マルチピッチリード講習は、仕事で言うところのオンザジョブトレーニングに近い状況です。
全ピッチ出てくる状況は異なるため、様々な原則(※)を押さえつつ、何を重視すべきかを本人なりに判断する必要があります。

※今回で言えば
・難しいセクションの手前でピッチを切ると、リードのビレイがしやすくなる。(見やすさ、ベストなビレイ位置を選べる、など)。易しいセクションは難しいセクションの後半部として登ってしまうことでピッチ数の削減にもなる。

・ビレイ点は、ラインが大きく屈曲するところに設定すると、ロープの流れが良い。

・ビレイ点は、安全マージンを大きめに取ることで、パーティ全滅のリスクを低減させる。

など、全ては理解済みの内容でも、総合的にその場で判断することは難しいようです。

2点目は、枯れ木であることに気付きつつも、いつの間にか忘れてビレイ点としていた点。

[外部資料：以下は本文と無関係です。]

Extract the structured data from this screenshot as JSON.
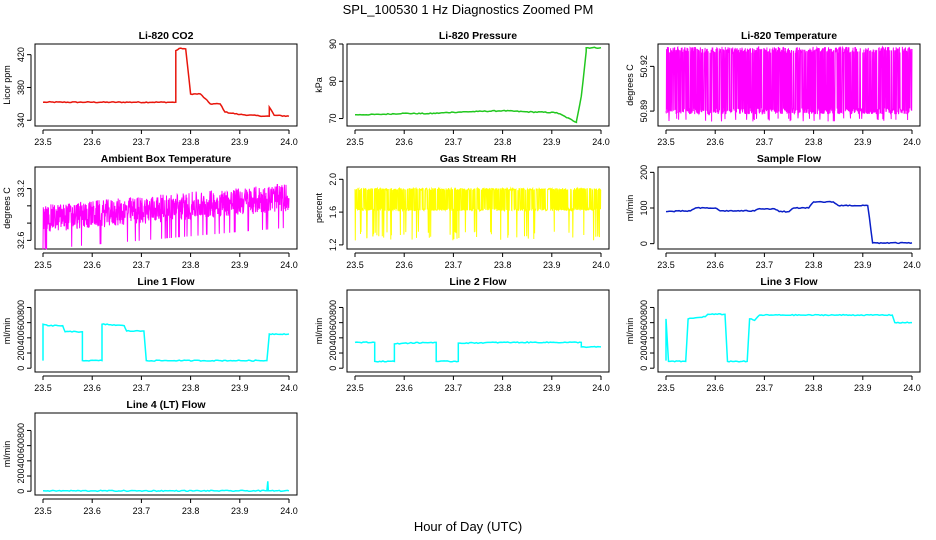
{
  "figure_title": "SPL_100530  1 Hz Diagnostics Zoomed PM",
  "x_axis_label": "Hour of Day (UTC)",
  "chart_data": [
    {
      "type": "line",
      "title": "Li-820 CO2",
      "ylabel": "Licor ppm",
      "color": "#e8160c",
      "xlim": [
        23.5,
        24.0
      ],
      "ylim": [
        333,
        433
      ],
      "xticks": [
        "23.5",
        "23.6",
        "23.7",
        "23.8",
        "23.9",
        "24.0"
      ],
      "yticks": [
        340,
        380,
        420
      ],
      "x": [
        23.5,
        23.77,
        23.77,
        23.78,
        23.79,
        23.8,
        23.82,
        23.84,
        23.86,
        23.87,
        23.9,
        23.95,
        23.96,
        23.96,
        23.97,
        24.0
      ],
      "y": [
        362,
        362,
        425,
        428,
        427,
        372,
        372,
        360,
        360,
        350,
        347,
        345,
        345,
        356,
        346,
        345
      ]
    },
    {
      "type": "line",
      "title": "Li-820 Pressure",
      "ylabel": "kPa",
      "color": "#22c71f",
      "xlim": [
        23.5,
        24.0
      ],
      "ylim": [
        68,
        90
      ],
      "xticks": [
        "23.5",
        "23.6",
        "23.7",
        "23.8",
        "23.9",
        "24.0"
      ],
      "yticks": [
        70,
        80,
        90
      ],
      "x": [
        23.5,
        23.55,
        23.6,
        23.65,
        23.7,
        23.75,
        23.8,
        23.85,
        23.91,
        23.95,
        23.95,
        23.96,
        23.97,
        23.97,
        24.0
      ],
      "y": [
        71,
        71.1,
        71.4,
        71.3,
        71.7,
        71.9,
        72.1,
        71.8,
        71.6,
        69,
        69.2,
        76,
        88,
        89,
        89
      ]
    },
    {
      "type": "noise",
      "title": "Li-820 Temperature",
      "ylabel": "degrees C",
      "color": "#ff00ff",
      "xlim": [
        23.5,
        24.0
      ],
      "ylim": [
        50.88,
        50.935
      ],
      "xticks": [
        "23.5",
        "23.6",
        "23.7",
        "23.8",
        "23.9",
        "24.0"
      ],
      "ytick_labels": [
        "50.89",
        "50.92"
      ],
      "yticks": [
        50.89,
        50.92
      ],
      "band_low": 50.89,
      "band_high": 50.931,
      "dip_low": 50.883
    },
    {
      "type": "noise",
      "title": "Ambient Box Temperature",
      "ylabel": "degrees C",
      "color": "#ff00ff",
      "xlim": [
        23.5,
        24.0
      ],
      "ylim": [
        32.5,
        33.45
      ],
      "xticks": [
        "23.5",
        "23.6",
        "23.7",
        "23.8",
        "23.9",
        "24.0"
      ],
      "yticks": [
        32.6,
        32.8,
        33.0,
        33.2
      ],
      "ytick_labels": [
        "32.6",
        "",
        "",
        "33.2"
      ],
      "trend_start": 32.85,
      "trend_end": 33.1,
      "spread": 0.16
    },
    {
      "type": "noise",
      "title": "Gas Stream RH",
      "ylabel": "percent",
      "color": "#ffff00",
      "xlim": [
        23.5,
        24.0
      ],
      "ylim": [
        1.15,
        2.15
      ],
      "xticks": [
        "23.5",
        "23.6",
        "23.7",
        "23.8",
        "23.9",
        "24.0"
      ],
      "yticks": [
        1.2,
        1.6,
        2.0
      ],
      "ytick_labels": [
        "1.2",
        "1.6",
        "2.0"
      ],
      "band_low": 1.63,
      "band_high": 1.88,
      "dip_low": 1.25
    },
    {
      "type": "line",
      "title": "Sample Flow",
      "ylabel": "ml/min",
      "color": "#0a1fc8",
      "xlim": [
        23.5,
        24.0
      ],
      "ylim": [
        -15,
        215
      ],
      "xticks": [
        "23.5",
        "23.6",
        "23.7",
        "23.8",
        "23.9",
        "24.0"
      ],
      "yticks": [
        0,
        100,
        200
      ],
      "x": [
        23.5,
        23.55,
        23.56,
        23.6,
        23.61,
        23.68,
        23.69,
        23.72,
        23.73,
        23.75,
        23.76,
        23.79,
        23.8,
        23.84,
        23.85,
        23.91,
        23.92,
        24.0
      ],
      "y": [
        90,
        92,
        100,
        100,
        92,
        92,
        98,
        98,
        90,
        90,
        100,
        100,
        117,
        117,
        107,
        107,
        2,
        2
      ]
    },
    {
      "type": "line",
      "title": "Line 1 Flow",
      "ylabel": "ml/min",
      "color": "#00ffff",
      "xlim": [
        23.5,
        24.0
      ],
      "ylim": [
        -50,
        1030
      ],
      "xticks": [
        "23.5",
        "23.6",
        "23.7",
        "23.8",
        "23.9",
        "24.0"
      ],
      "yticks": [
        0,
        200,
        400,
        600,
        800
      ],
      "x": [
        23.5,
        23.5,
        23.51,
        23.54,
        23.545,
        23.58,
        23.58,
        23.62,
        23.62,
        23.665,
        23.67,
        23.705,
        23.71,
        23.955,
        23.96,
        24.0
      ],
      "y": [
        100,
        580,
        560,
        560,
        480,
        480,
        100,
        100,
        580,
        560,
        490,
        490,
        100,
        100,
        450,
        450
      ]
    },
    {
      "type": "line",
      "title": "Line 2 Flow",
      "ylabel": "ml/min",
      "color": "#00ffff",
      "xlim": [
        23.5,
        24.0
      ],
      "ylim": [
        -50,
        1030
      ],
      "xticks": [
        "23.5",
        "23.6",
        "23.7",
        "23.8",
        "23.9",
        "24.0"
      ],
      "yticks": [
        0,
        200,
        400,
        600,
        800
      ],
      "x": [
        23.5,
        23.54,
        23.54,
        23.58,
        23.58,
        23.6,
        23.665,
        23.665,
        23.71,
        23.71,
        23.8,
        23.96,
        23.96,
        24.0
      ],
      "y": [
        340,
        340,
        90,
        90,
        320,
        330,
        340,
        90,
        90,
        330,
        340,
        340,
        280,
        280
      ]
    },
    {
      "type": "line",
      "title": "Line 3 Flow",
      "ylabel": "ml/min",
      "color": "#00ffff",
      "xlim": [
        23.5,
        24.0
      ],
      "ylim": [
        -50,
        1030
      ],
      "xticks": [
        "23.5",
        "23.6",
        "23.7",
        "23.8",
        "23.9",
        "24.0"
      ],
      "yticks": [
        0,
        200,
        400,
        600,
        800
      ],
      "x": [
        23.5,
        23.5,
        23.505,
        23.54,
        23.545,
        23.58,
        23.585,
        23.62,
        23.625,
        23.665,
        23.67,
        23.68,
        23.69,
        23.96,
        23.965,
        24.0
      ],
      "y": [
        100,
        650,
        90,
        90,
        650,
        680,
        710,
        710,
        90,
        90,
        650,
        630,
        700,
        700,
        600,
        600
      ]
    },
    {
      "type": "line",
      "title": "Line 4 (LT) Flow",
      "ylabel": "ml/min",
      "color": "#00ffff",
      "xlim": [
        23.5,
        24.0
      ],
      "ylim": [
        -50,
        1030
      ],
      "xticks": [
        "23.5",
        "23.6",
        "23.7",
        "23.8",
        "23.9",
        "24.0"
      ],
      "yticks": [
        0,
        200,
        400,
        600,
        800
      ],
      "x": [
        23.5,
        23.955,
        23.957,
        23.958,
        23.96,
        24.0
      ],
      "y": [
        5,
        5,
        130,
        5,
        5,
        5
      ]
    }
  ]
}
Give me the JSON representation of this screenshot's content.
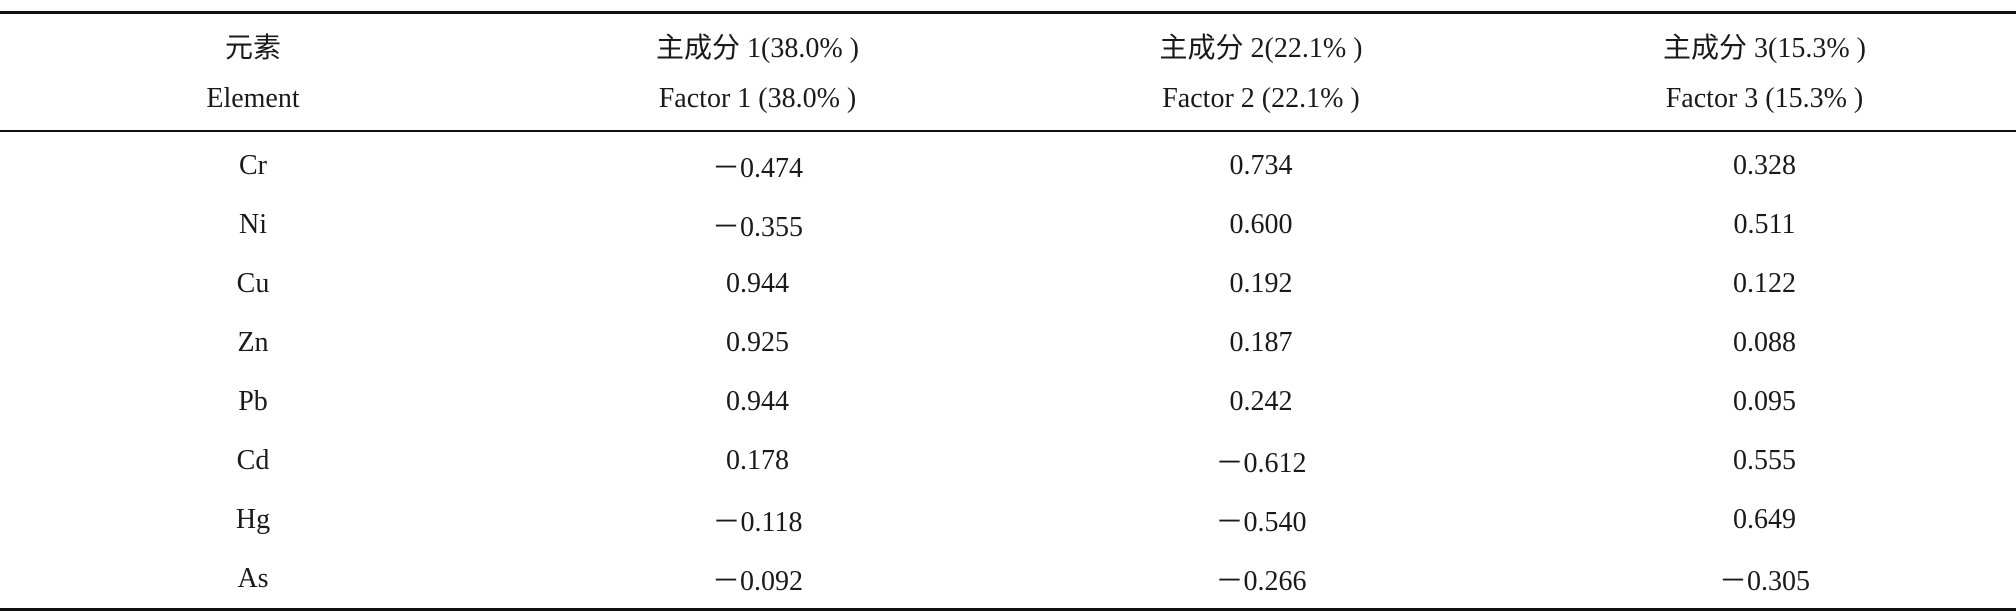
{
  "table": {
    "header_zh": [
      "元素",
      "主成分 1(38.0% )",
      "主成分 2(22.1% )",
      "主成分 3(15.3% )"
    ],
    "header_en": [
      "Element",
      "Factor 1 (38.0% )",
      "Factor 2 (22.1% )",
      "Factor 3 (15.3% )"
    ],
    "rows": [
      [
        "Cr",
        "－0.474",
        "0.734",
        "0.328"
      ],
      [
        "Ni",
        "－0.355",
        "0.600",
        "0.511"
      ],
      [
        "Cu",
        "0.944",
        "0.192",
        "0.122"
      ],
      [
        "Zn",
        "0.925",
        "0.187",
        "0.088"
      ],
      [
        "Pb",
        "0.944",
        "0.242",
        "0.095"
      ],
      [
        "Cd",
        "0.178",
        "－0.612",
        "0.555"
      ],
      [
        "Hg",
        "－0.118",
        "－0.540",
        "0.649"
      ],
      [
        "As",
        "－0.092",
        "－0.266",
        "－0.305"
      ]
    ]
  }
}
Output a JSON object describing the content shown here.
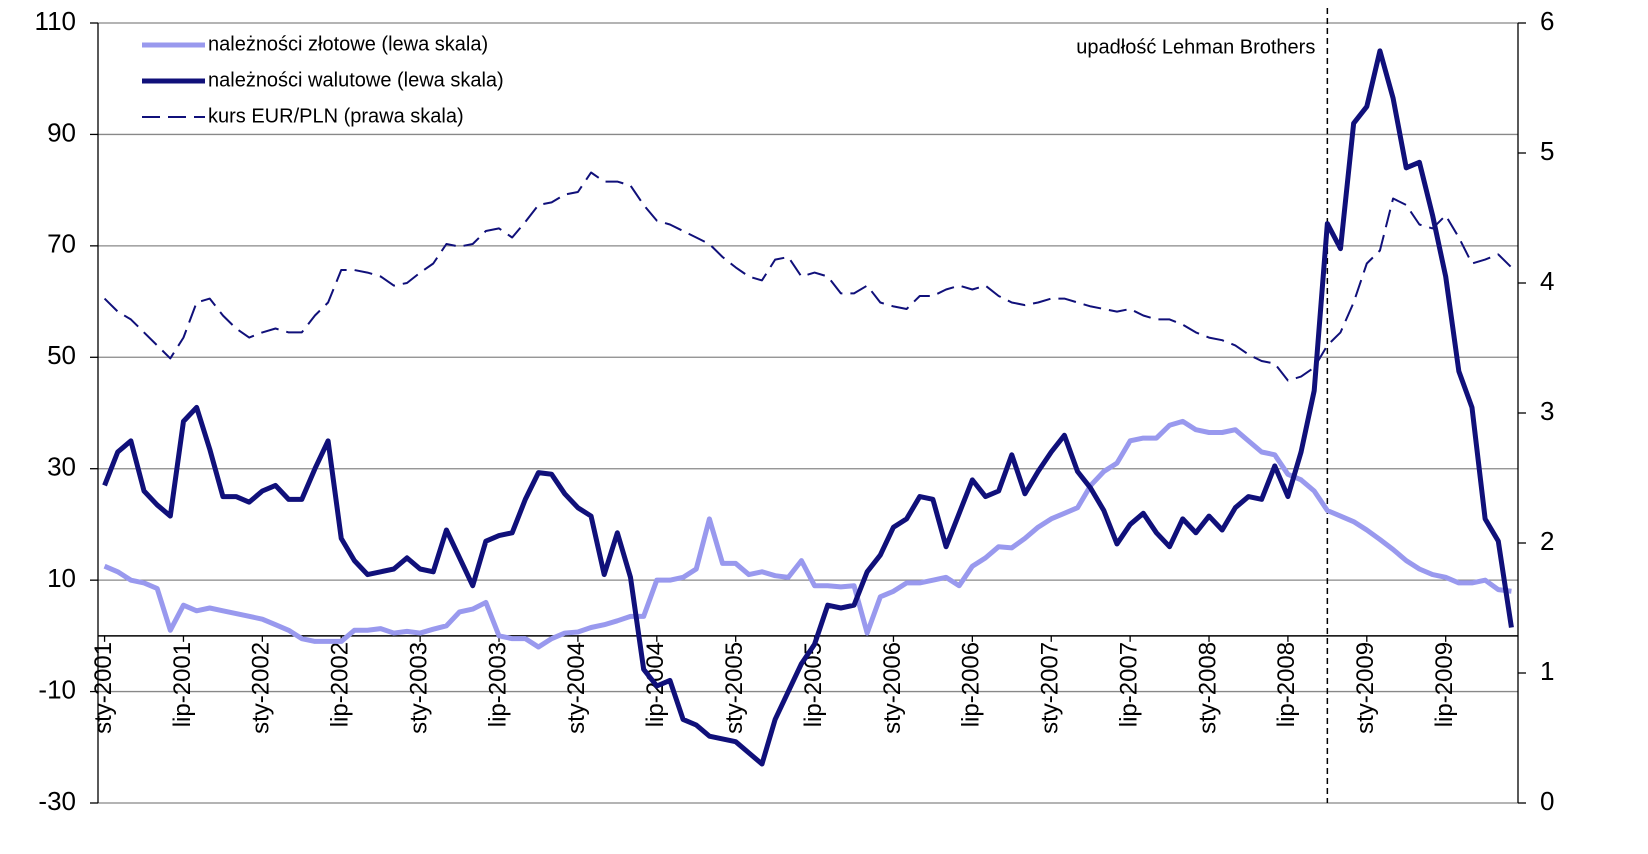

1点目の総合的判断と関わりますが、マルチピッチは非常に頻繁に情報処理の限界を超える場面が出てきます。
リードや作業そのものは、全く焦る必要はなく、ゆっくりと考えながら取り組んでいただいていますが、それでも情報処理の限界があるようです。
最初は、マルチピッチのシステム理解やら、作業の流れに不安を感じていた2人ですが、本当に考えるべき核心に迫ってきた、とプラスに捉えたいと思います。

以前の講習生に、「マルチピッチは、マルチタスクだ!」と言っていた方がいたのが思い出されます。
その後も、3P目、4P目とドラマが続き、キャンプ場に降りたのは21時となってしまいました(笑)。

でもまぁ、トップアウトできたし、学びも大きそうだったので、何よりでした。
引き続き、ゆっくり行きましょう。